At a time when healthcare dominates the national news, Midwestern University in Glendale and John C. Lincoln Hospitals, Phoenix, are working together to augment local medical resources by creating a general surgery training program for osteopathic medical school graduates.
The new osteopathic general surgery residency program, accredited by the American Osteopathic Association, was jointly developed by Midwestern and John C. Lincoln. The program was approved for two residents to begin each year, for a total of 10 residents in the program.
Residents will be trained at both John C. Lincoln North Mountain Hospital, 250 East Dunlap, Phoenix, and John C. Lincoln Deer Valley Hospital, 19829 N. 27th Ave., Phoenix. John C. Lincoln Hospitals are not-for-profit acute care community medical centers that have been nationally recognized for their quality of patient care and medical technology.
“Midwestern University is committed to the development of quality postdoctoral residency programs in the State of Arizona and around the country,” said Kathleen H. Goeppinger, Ph.D., President and Chief Executive Officer of Midwestern University. “Our mission is to provide our communities with well-trained physicians and other much-needed healthcare providers both now and in the future.”
“John C. Lincoln brings a vast array of surgical experience to this program,” noted Alicia Mangram, M.D., FACS, Medical Director of the Level 1 Trauma Services program at John C. Lincoln North Mountain Hospital and Program Director of the new General Surgery Residency Program. “We have 20 general surgeons who will be associated with the residency program with experience in trauma surgery, advanced laparoscopic, and robotic procedures.”

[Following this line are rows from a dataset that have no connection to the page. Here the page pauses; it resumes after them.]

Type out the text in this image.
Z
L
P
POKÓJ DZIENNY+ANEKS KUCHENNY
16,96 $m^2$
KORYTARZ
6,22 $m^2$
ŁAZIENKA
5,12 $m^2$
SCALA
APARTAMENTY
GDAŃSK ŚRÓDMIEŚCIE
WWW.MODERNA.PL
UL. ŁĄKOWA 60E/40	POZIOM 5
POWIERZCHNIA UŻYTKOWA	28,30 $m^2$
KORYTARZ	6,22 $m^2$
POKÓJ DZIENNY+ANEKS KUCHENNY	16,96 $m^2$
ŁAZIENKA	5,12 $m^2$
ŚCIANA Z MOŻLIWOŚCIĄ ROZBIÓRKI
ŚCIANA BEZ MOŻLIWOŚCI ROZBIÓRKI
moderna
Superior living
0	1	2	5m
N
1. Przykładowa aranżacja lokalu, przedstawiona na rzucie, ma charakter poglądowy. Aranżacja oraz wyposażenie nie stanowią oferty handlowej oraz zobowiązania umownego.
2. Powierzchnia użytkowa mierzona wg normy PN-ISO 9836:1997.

Projected physician shortages have made establishing new Arizona-based osteopathic surgical residency opportunities a top priority for Midwestern University’s Arizona College of Osteopathic Medicine (AZCOM) and the University’s Osteopathic Postdoctoral Training Institute (MWU/OPTI). According to Midwestern statistics, 97 percent of Arizona-native AZCOM students who receive postdoctoral training in-state remain in Arizona to practice, reducing the state’s physician shortage.
Any graduate of an accredited osteopathic medical school may apply to participate in the surgical residency program, Dr. Mangram explained. Residents selected to participate in the program will complete training in basic general surgery, advanced laparoscopic, robotic, colorectal, trauma, surgical critical care, endoscopy, vascular, and cardiothoracic procedures. Training in burns and pediatrics will be provided offsite.